Spine Development
I have played a valued role in developing the new ISAT spine. I'll highlight two specific roles here.
ISAT 190 Development
In the Spring 2015 semester, I collaborated on a team with Mike Deaton, Catherine De Ridder Vignone, and Paul Henriksen to develop the first draft of learning objectives and a syllabus for the new ISAT 190 course. The notes that I produced were then used by the team that met over the summer of 2015 at the CFI Faculty Institute for ISAT 190. Of particular note, this is the first time that I explicitly introduced my favorite definition of learning into the ISAT curriculum:
"From a sociocultural perspective, learning is perceived through changing relationships among the learner, the other human participants, and the tools (material and symbolic) available in a given context. Thus learning involves not only acquiring new knowledge and skill, but taking on a new identity and social position within a particular discourse or community of practice. As Wenger puts it, learning “changes who we are by changing our ability to participate, to belong, and to experience our life and the world as meaningful.” (Moss, P. A. (2003). Reconceptualizing validity for classroom assessment. Educational Measurement: Issues and Practice, 22(4), 13-25. p14)
What I like about this definition is that it moves us away from the psychometric definitions of learning that are couched in terms of points and test scores. Instead, it emphasizes that learning is fundamentally relational--what we know is determined by what other people recognize us for, and the ways that we are allowed to participate in the world.
Following from this, I designed what Mike Deaton later described in a faculty meeting as "the most popular assignment of the course": the students were given the assignment of interviewing and getting to know a professor. This assignment has become a staple part of the course and is already establishing itself as a part of ISAT culture. Incidentally, in my original design for the course, the students were also to be asked to meet and interview their upperclass colleagues, and also ALL of the members of their own cohorts. Perhaps these assignments will make their way back into the course.

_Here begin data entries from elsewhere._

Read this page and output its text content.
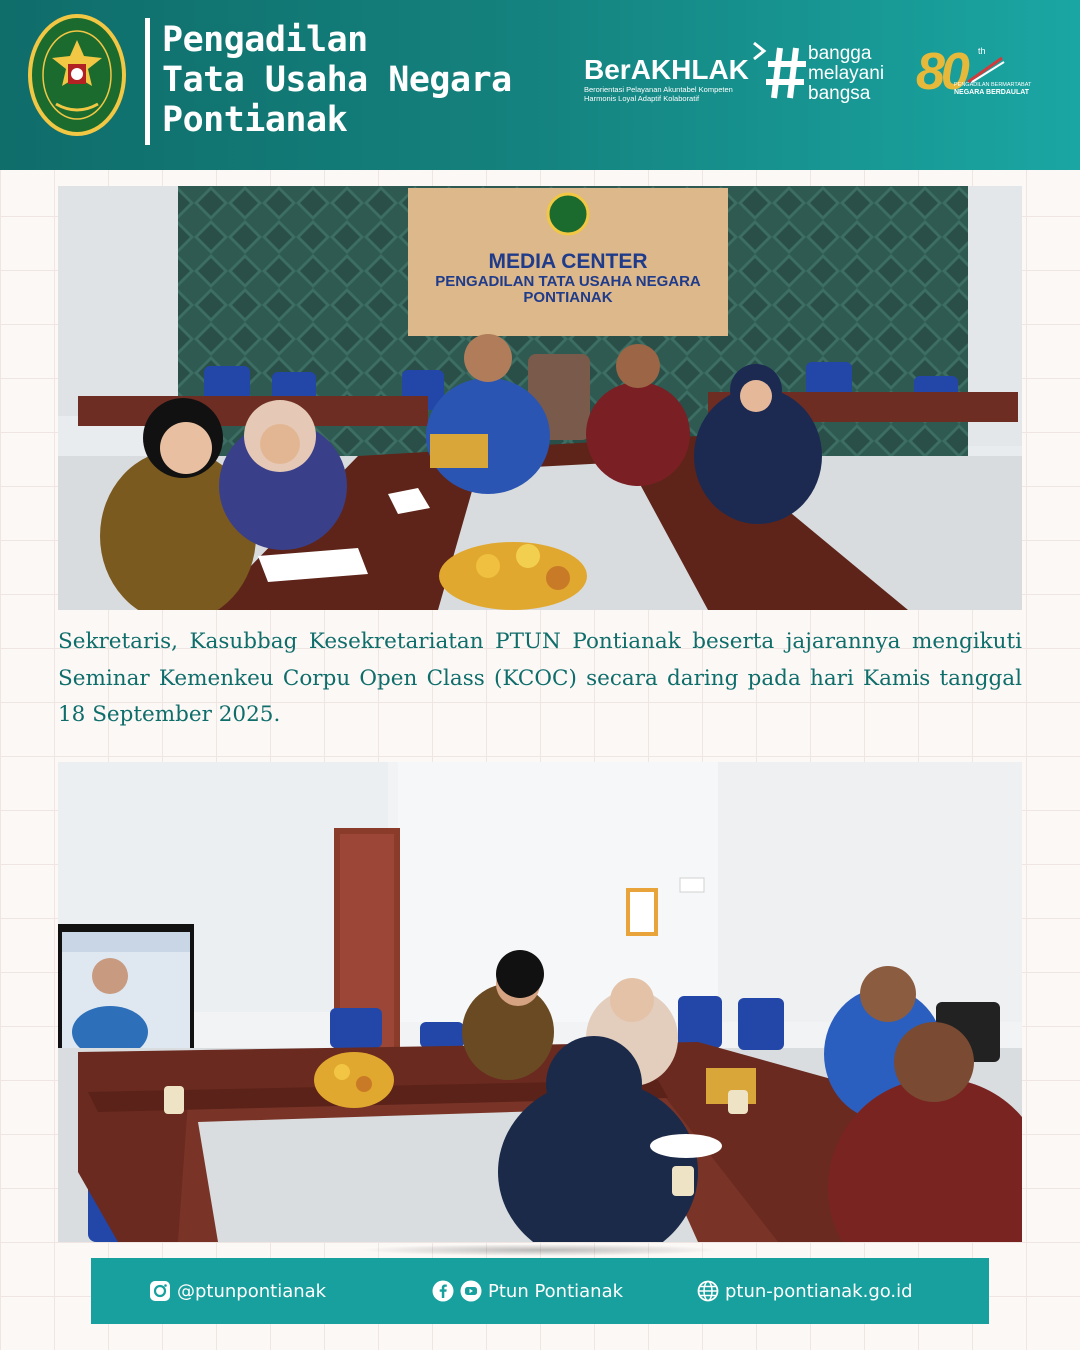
Pengadilan
Tata Usaha Negara
Pontianak
BerAKHLAK
Berorientasi Pelayanan Akuntabel Kompeten
Harmonis Loyal Adaptif Kolaboratif
bangga
melayani
bangsa 80 th
PENGADILAN BERMARTABAT
NEGARA BERDAULAT
MEDIA CENTER
PENGADILAN TATA USAHA NEGARA
PONTIANAK
Sekretaris, Kasubbag Kesekretariatan PTUN Pontianak beserta jajarannya mengikuti Seminar Kemenkeu Corpu Open Class (KCOC) secara daring pada hari Kamis tanggal 18 September 2025.
@ptunpontianak	Ptun Pontianak	ptun-pontianak.go.id
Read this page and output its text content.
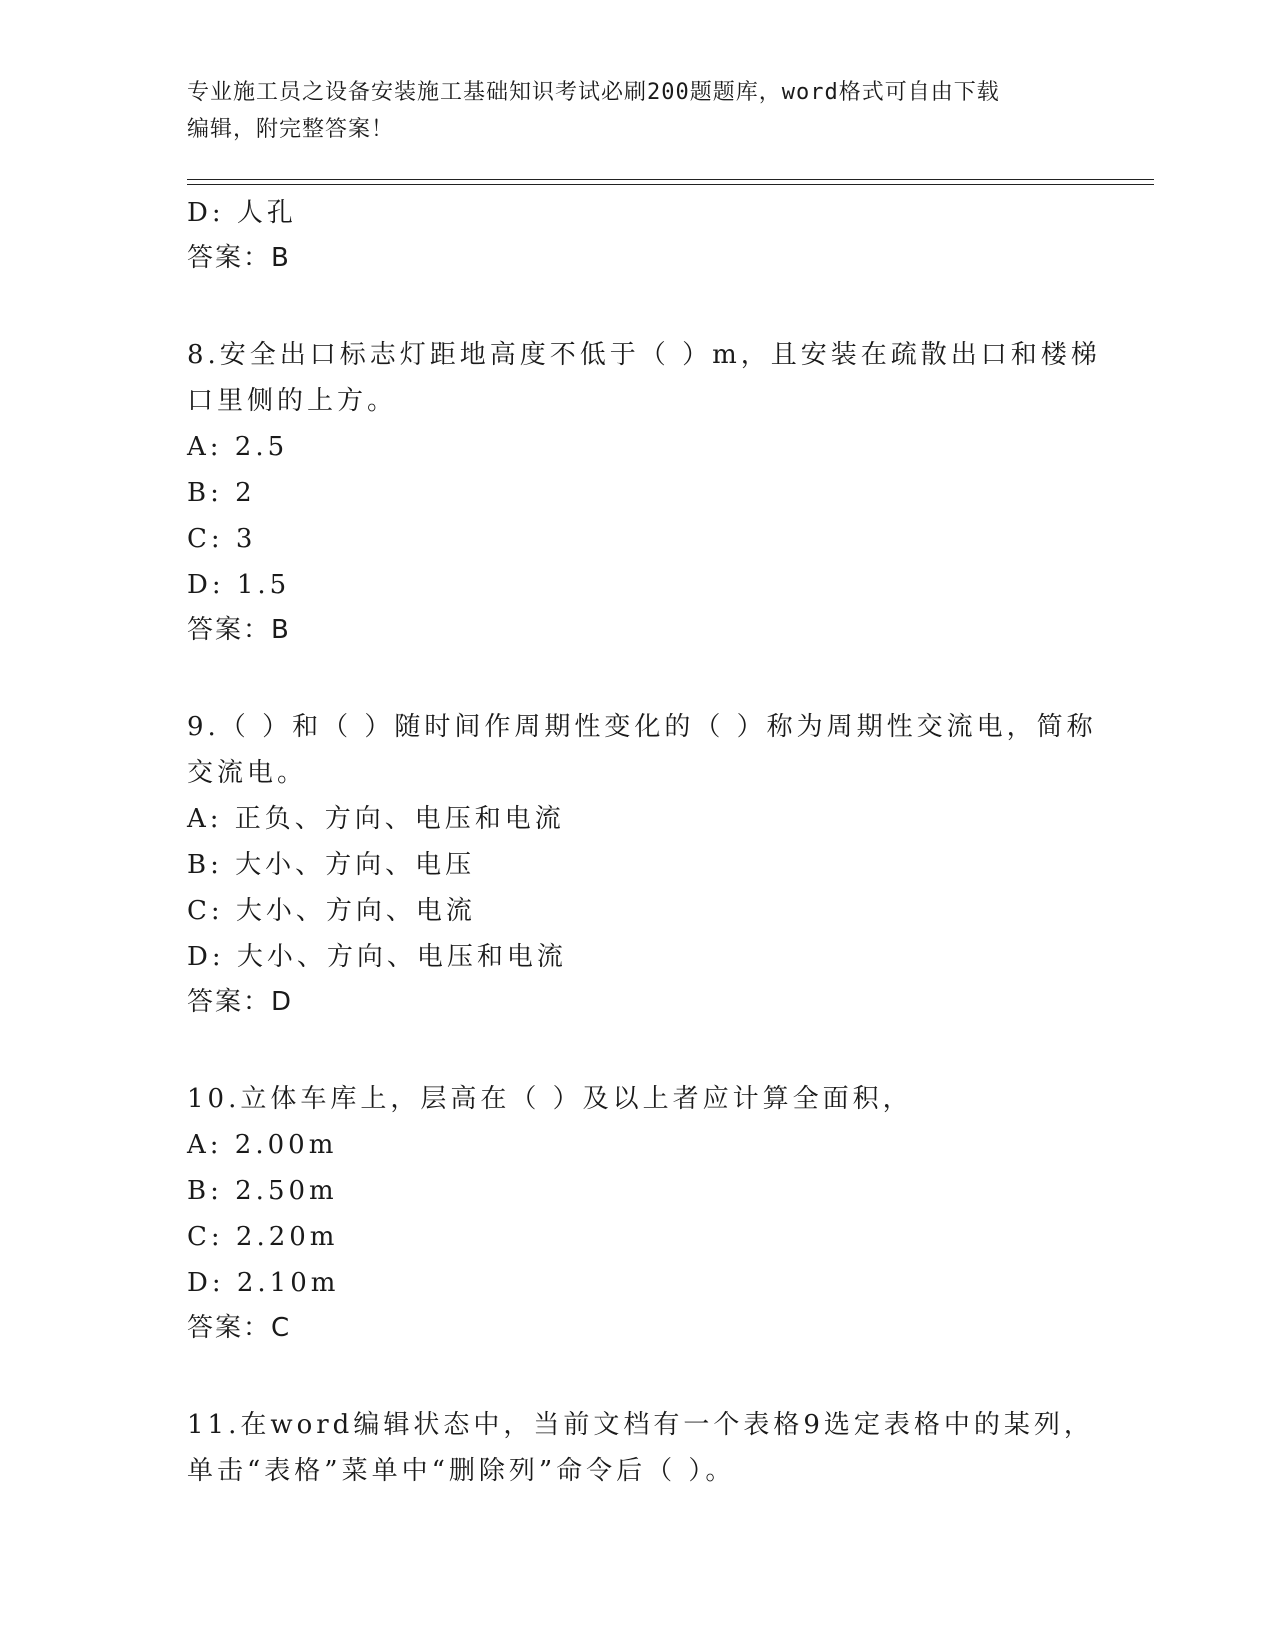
专业施工员之设备安装施工基础知识考试必刷200题题库，word格式可自由下载
编辑，附完整答案！
D: 人孔
答案：B
8.安全出口标志灯距地高度不低于（ ）m，且安装在疏散出口和楼梯
口里侧的上方。
A: 2.5
B: 2
C: 3
D: 1.5
答案：B
9.（ ）和（ ）随时间作周期性变化的（ ）称为周期性交流电，简称
交流电。
A: 正负、方向、电压和电流
B: 大小、方向、电压
C: 大小、方向、电流
D: 大小、方向、电压和电流
答案：D
10.立体车库上，层高在（ ）及以上者应计算全面积，
A: 2.00m
B: 2.50m
C: 2.20m
D: 2.10m
答案：C
11.在word编辑状态中，当前文档有一个表格9选定表格中的某列，
单击“表格”菜单中“删除列”命令后（ ）。
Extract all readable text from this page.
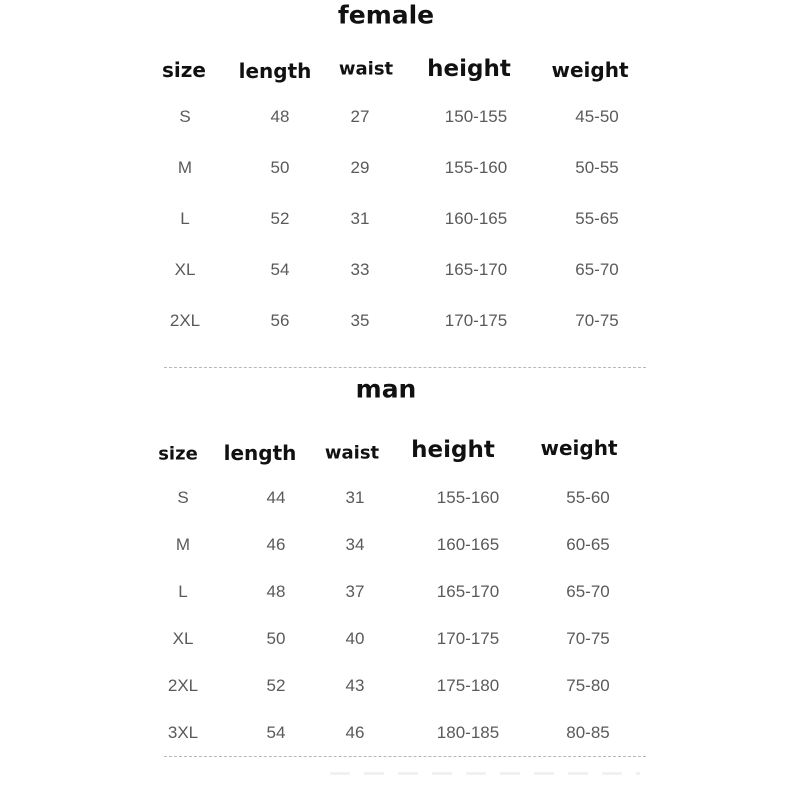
female
size length waist height weight
S	48	27	150-155	45-50
M	50	29	155-160	50-55
L	52	31	160-165	55-65
XL	54	33	165-170	65-70
2XL	56	35	170-175	70-75
man
size length waist height weight
S	44	31	155-160	55-60
M	46	34	160-165	60-65
L	48	37	165-170	65-70
XL	50	40	170-175	70-75
2XL	52	43	175-180	75-80
3XL	54	46	180-185	80-85
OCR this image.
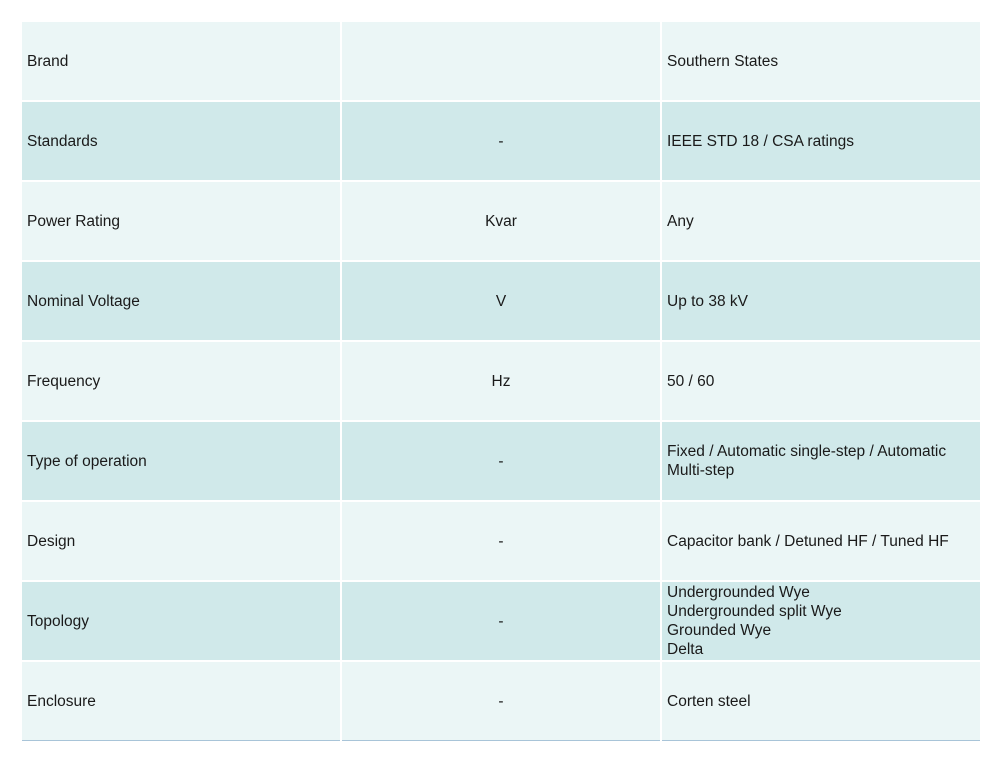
Brand		Southern States
Standards	-	IEEE STD 18 / CSA ratings
Power Rating	Kvar	Any
Nominal Voltage	V	Up to 38 kV
Frequency	Hz	50 / 60
Type of operation	-	Fixed / Automatic single-step / Automatic
Multi-step
Design	-	Capacitor bank / Detuned HF / Tuned HF
Topology	-	Undergrounded Wye
Undergrounded split Wye
Grounded Wye
Delta
Enclosure	-	Corten steel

Spine Rubric Development and Testing
In the Summer of 2014, I was a member of a team that honed and empirically tested the first draft of the ISAT Spine Rubric. This work led to my leading an effort to purchase video cameras and train ISAT students to record ALL of the ISAT Senior Symposium presentations. This has culminated in the creation of a YouTube channel where all of the BSISAT presentations are posted.
In the summer of 2017, I organized the effort to get the Assessment Committee to collectively watch all 48 of the videos that are online and revise the rubric. We now have all of the data we need to empirically validate our rubric and use it to begin gathering evidence as to the effectiveness of the ISAT Spine. Given all of the time and effort that has gone into developing the Spine over the last few years, it is important to know whether or not it is meeting the objectives for which it was devised.
In spring 2018, I again supervised the collection of videos for all of the BSISAT Senior Symposium presentations. They are currently in the process of being uploaded to YouTube.